Visualizzazione post con etichetta massimiliano allegri. Mostra tutti i post
Visualizzazione post con etichetta massimiliano allegri. Mostra tutti i post

domenica 13 maggio 2012

287 - Super Pippo Inzaghi















Stadio Giuseppe Meazza di San Siro, 38° e ultima giornata della stagione 2011-2012.
Filippo Inzaghi da Piacenza è in campo per la sua 300° e ultima apparizione in maglia rossonera
Al minuto 82 arriva al limite dell'aria un assist geniale del professore (non Monti ma Seedorf) e Superpippo fa quello che ha sempre fatto, quello che gli riesce meglio.


Credo che questa sia stata la conclusione più bella che si potesse immaginare.  Gli dei del calcio sanno essere benigni e non ti potevano negare quest'ultima gioia.

Grazie Pippo per questi anni 11 anni vissuti in maniera straordinaria: Grazie per la dedizione che hai sempre dimostrato. Grazie per l'esempio di vero professionista che hai sempre dato. Grazie per il tuo cuore grande che ti ha permesso di rialzarti ogni volta.

Grazie a te, a Sandro e a Rino per quanto fatto per questi colori.

Ma non posso chiudere il post senza ricordare il momento più alto della sua fantastica carriera. il 23 maggio 2007 stadio olimpico di Atene



 A domani bella gente

martedì 10 aprile 2012

254 - Ringhio is back














Sicuramente non avrà la visibilità dei grandi divi del pallone né la classe dei super paperoni (e in alcuni casi neanche dei paperini), ma ha cuore e polmoni (e una certa coppa del mondo nel curriculum) da far invidia a tutti.

Saperlo in campo dal primo minuto dopo tanto tempo (e dopo aver rischiato così tanto) non può che fare piacere a milanisti e non.

Certo qualcuno dirà che averlo visto in campo questa sera è un caso, e che il merito va solo alla chilometrica lista di indisponibili che mr. Allegri aveva in reparto. Vero, probabilmente, ma questa sera poco conta.

L'unica cosa che conta questa sera è che Ringhio è di nuovo un calciatore a tutti gli effetti, che la grinta e l'amore per questo sport gli ha fatto superare questo momento drammatico e che, perché no, il Milan è riuscito a portare a casa 3 punti preziosissimi in questo momento di crisi (grazie Sulley).

Forza Ringhio!

A domani bella gente


mercoledì 15 febbraio 2012

199 - Milan, che spettacolo!














Avevo diverse cose per il post di oggi ma alla fine la voglia di vedere la partita per poter parlare (mi auguravo) di un buon Milan ha avuto il sopravvento.

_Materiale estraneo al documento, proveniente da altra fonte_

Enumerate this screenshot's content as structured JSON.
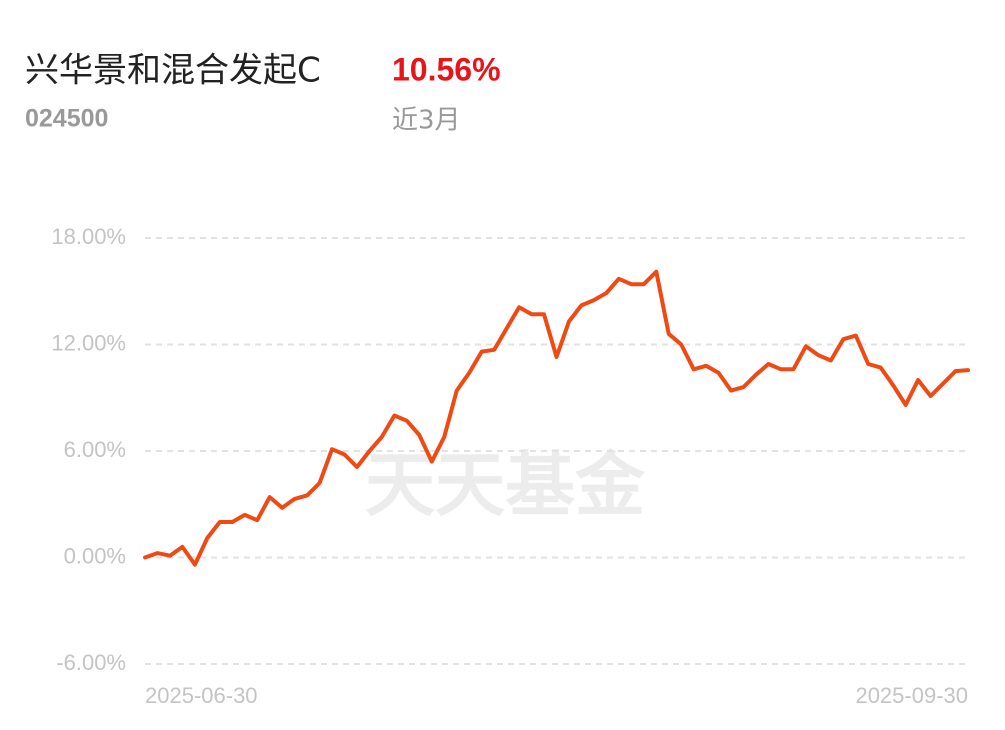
{
  "header": {
    "title": "兴华景和混合发起C",
    "return": "10.56%",
    "code": "024500",
    "period": "近3月",
    "watermark": "天天基金"
  },
  "chart_data": {
    "type": "line",
    "categories": [
      "2025-06-30",
      null,
      null,
      null,
      null,
      null,
      null,
      null,
      null,
      null,
      null,
      null,
      null,
      null,
      null,
      null,
      null,
      null,
      null,
      null,
      null,
      null,
      null,
      null,
      null,
      null,
      null,
      null,
      null,
      null,
      null,
      null,
      null,
      null,
      null,
      null,
      null,
      null,
      null,
      null,
      null,
      null,
      null,
      null,
      null,
      null,
      null,
      null,
      null,
      null,
      null,
      null,
      null,
      null,
      null,
      null,
      null,
      null,
      null,
      null,
      null,
      null,
      null,
      null,
      null,
      null,
      "2025-09-30"
    ],
    "values": [
      0,
      0.25,
      0.1,
      0.6,
      -0.4,
      1.1,
      2.0,
      2.0,
      2.4,
      2.1,
      3.4,
      2.8,
      3.3,
      3.5,
      4.2,
      6.1,
      5.8,
      5.1,
      6.0,
      6.8,
      8.0,
      7.7,
      6.9,
      5.4,
      6.8,
      9.4,
      10.4,
      11.6,
      11.7,
      12.9,
      14.1,
      13.7,
      13.7,
      11.3,
      13.3,
      14.2,
      14.5,
      14.9,
      15.7,
      15.4,
      15.4,
      16.1,
      12.6,
      12.0,
      10.6,
      10.8,
      10.4,
      9.4,
      9.6,
      10.3,
      10.9,
      10.6,
      10.6,
      11.9,
      11.4,
      11.1,
      12.3,
      12.5,
      10.9,
      10.7,
      9.7,
      8.6,
      10.0,
      9.1,
      9.8,
      10.5,
      10.56
    ],
    "color": "#f04a14",
    "ylim": [
      -6,
      18
    ],
    "yticks": [
      {
        "value": -6,
        "label": "-6.00%"
      },
      {
        "value": 0,
        "label": "0.00%"
      },
      {
        "value": 6,
        "label": "6.00%"
      },
      {
        "value": 12,
        "label": "12.00%"
      },
      {
        "value": 18,
        "label": "18.00%"
      }
    ],
    "grid": true
  }
}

Ora a partita finita ho ben poco da dire. Come si commenta un 4-0 così perentorio? Bè diciamo che naturalmente sono molto felice di come sia andata la partita, sia per scacciare i brutti ricordi legati alle squadre inglesi, e soprattutto per, in maniera molto più pragmatica, mettersi nelle condizioni di non dover fare la partita della vita a Londra.

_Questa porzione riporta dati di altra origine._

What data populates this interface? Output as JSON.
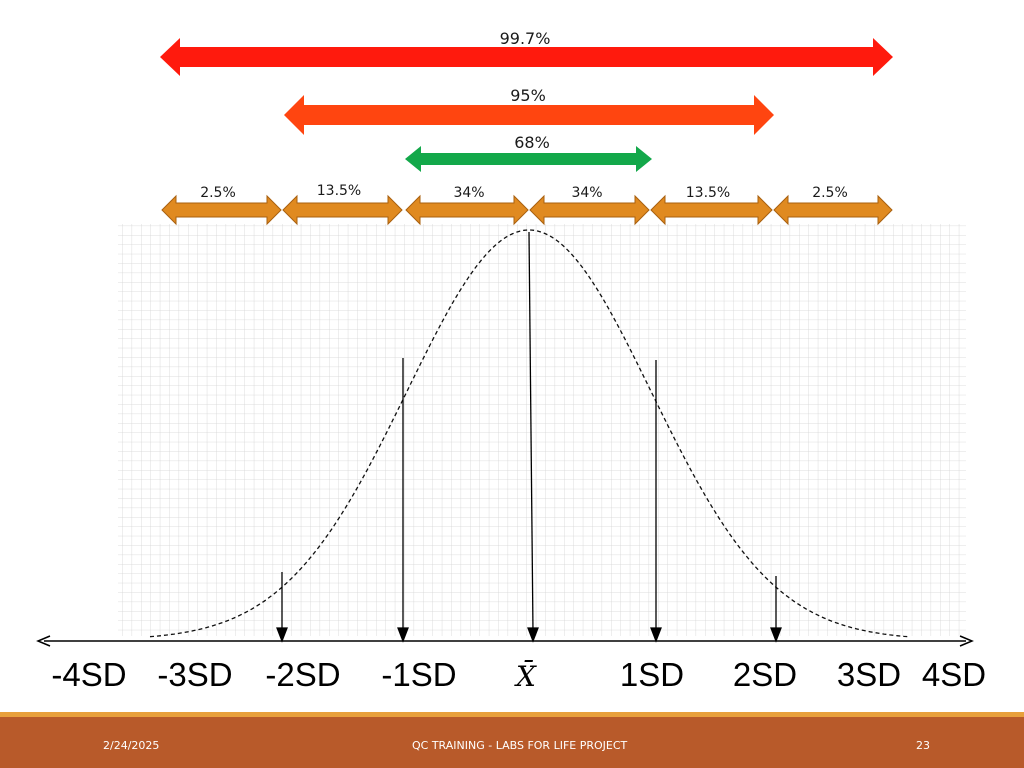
{
  "diagram": {
    "bands": [
      {
        "label": "99.7%",
        "color": "#ff1a0d"
      },
      {
        "label": "95%",
        "color": "#ff4510"
      },
      {
        "label": "68%",
        "color": "#13a84a"
      }
    ],
    "segments": [
      {
        "label": "2.5%",
        "color": "#e08a20"
      },
      {
        "label": "13.5%",
        "color": "#e08a20"
      },
      {
        "label": "34%",
        "color": "#e08a20"
      },
      {
        "label": "34%",
        "color": "#e08a20"
      },
      {
        "label": "13.5%",
        "color": "#e08a20"
      },
      {
        "label": "2.5%",
        "color": "#e08a20"
      }
    ],
    "axis_labels": [
      "-4SD",
      "-3SD",
      "-2SD",
      "-1SD",
      "X̄",
      "1SD",
      "2SD",
      "3SD",
      "4SD"
    ]
  },
  "footer": {
    "date": "2/24/2025",
    "title": "QC TRAINING - LABS FOR LIFE PROJECT",
    "page": "23"
  }
}
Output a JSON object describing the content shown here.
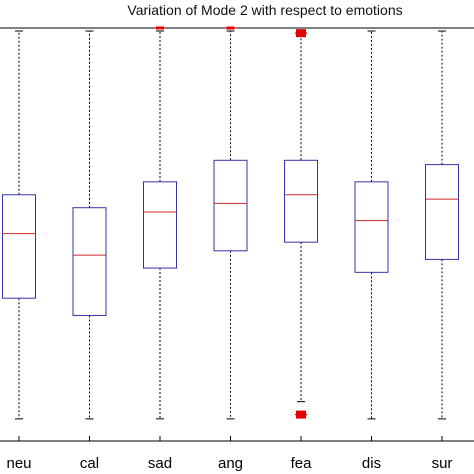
{
  "chart_data": {
    "type": "box",
    "title": "Variation of Mode 2 with respect to emotions",
    "xlabel": "",
    "ylabel": "",
    "categories": [
      "neu",
      "cal",
      "sad",
      "ang",
      "fea",
      "dis",
      "sur"
    ],
    "ylim": [
      0,
      1
    ],
    "grid": false,
    "box_color": "#3333aa",
    "median_color": "#cc2a2a",
    "whisker_color": "#000000",
    "outlier_color": "#e00000",
    "boxes": [
      {
        "label": "neu",
        "whisker_low": 0.03,
        "q1": 0.31,
        "median": 0.46,
        "q3": 0.55,
        "whisker_high": 0.93,
        "outliers": []
      },
      {
        "label": "cal",
        "whisker_low": 0.03,
        "q1": 0.27,
        "median": 0.41,
        "q3": 0.52,
        "whisker_high": 0.93,
        "outliers": []
      },
      {
        "label": "sad",
        "whisker_low": 0.03,
        "q1": 0.38,
        "median": 0.51,
        "q3": 0.58,
        "whisker_high": 0.93,
        "outliers": [
          0.937
        ]
      },
      {
        "label": "ang",
        "whisker_low": 0.03,
        "q1": 0.42,
        "median": 0.53,
        "q3": 0.63,
        "whisker_high": 0.93,
        "outliers": [
          0.937
        ]
      },
      {
        "label": "fea",
        "whisker_low": 0.07,
        "q1": 0.44,
        "median": 0.55,
        "q3": 0.63,
        "whisker_high": 0.93,
        "outliers": [
          0.925,
          0.04
        ]
      },
      {
        "label": "dis",
        "whisker_low": 0.03,
        "q1": 0.37,
        "median": 0.49,
        "q3": 0.58,
        "whisker_high": 0.93,
        "outliers": []
      },
      {
        "label": "sur",
        "whisker_low": 0.03,
        "q1": 0.4,
        "median": 0.54,
        "q3": 0.62,
        "whisker_high": 0.93,
        "outliers": []
      }
    ]
  }
}
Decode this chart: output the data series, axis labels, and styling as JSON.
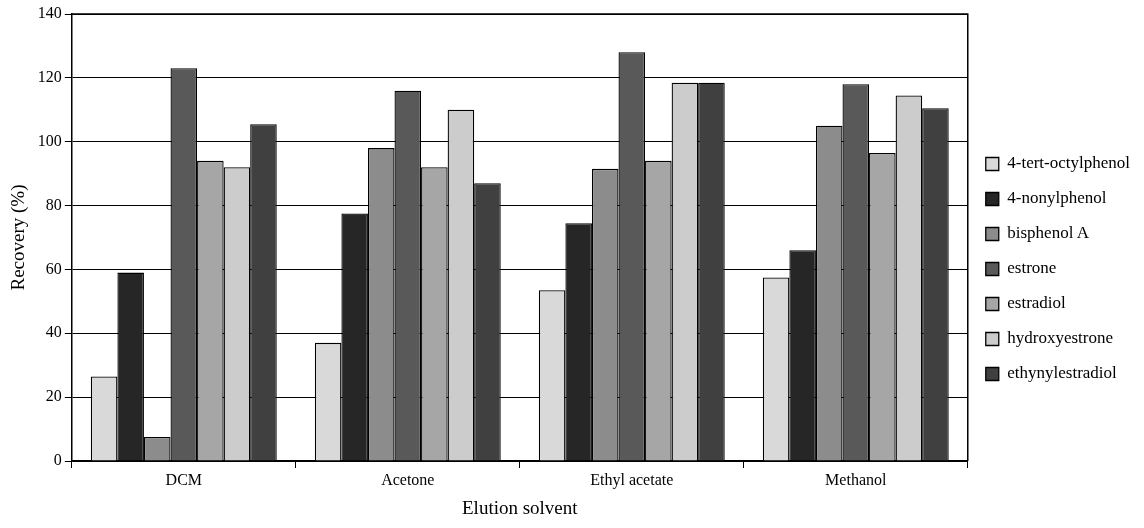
{
  "chart_data": {
    "type": "bar",
    "xlabel": "Elution solvent",
    "ylabel": "Recovery (%)",
    "categories": [
      "DCM",
      "Acetone",
      "Ethyl acetate",
      "Methanol"
    ],
    "series": [
      {
        "name": "4-tert-octylphenol",
        "color": "#d9d9d9",
        "values": [
          26.5,
          37,
          53.5,
          57.5
        ]
      },
      {
        "name": "4-nonylphenol",
        "color": "#262626",
        "values": [
          59,
          77.5,
          74.5,
          66
        ]
      },
      {
        "name": "bisphenol A",
        "color": "#8c8c8c",
        "values": [
          7.5,
          98,
          91.5,
          105
        ]
      },
      {
        "name": "estrone",
        "color": "#595959",
        "values": [
          123,
          116,
          128,
          118
        ]
      },
      {
        "name": "estradiol",
        "color": "#a6a6a6",
        "values": [
          94,
          92,
          94,
          96.5
        ]
      },
      {
        "name": "hydroxyestrone",
        "color": "#cccccc",
        "values": [
          92,
          110,
          118.5,
          114.5
        ]
      },
      {
        "name": "ethynylestradiol",
        "color": "#404040",
        "values": [
          105.5,
          87,
          118.5,
          110.5
        ]
      }
    ],
    "ylim": [
      0,
      140
    ],
    "yticks": [
      0,
      20,
      40,
      60,
      80,
      100,
      120,
      140
    ],
    "grid": "y",
    "legend": "right"
  }
}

Ora parlare dell'impatto che ha Boateng su questa squadra mi sembra quasi superfluo così come lodare le sue doti balistiche: fantastico.













Così come parlare di Ibra che sta continuando nella sua mutazione da bomber a uomo squadra e assist-man: grandioso.













E non sarebbero meno scontati i commenti su Robinho che per tutta la partita, oltre ai due gol, ha corso da maratoneta pressando addirittura il portiere: infinito.











Il mio commento speciale che poi è doppio va, primo, al Mister Massimiliano Allegri che dopo un periodo difficile è riuscito in 4 giorni a dare una svolta alla stagione: bravissimo.
E ancora più bravo perché a fine partita invece di lodare una squadra che aveva fatto una partita del genere ha avuto la freddezza di far notare (come ha detto anche il dott. Galliani ) che, con tante azioni costruite, non ci si può accontentare di un 4-0 ma, se si può, bisogna anche segnare il 5° e il 6°. Questa fame sarà preziosa per la stagione.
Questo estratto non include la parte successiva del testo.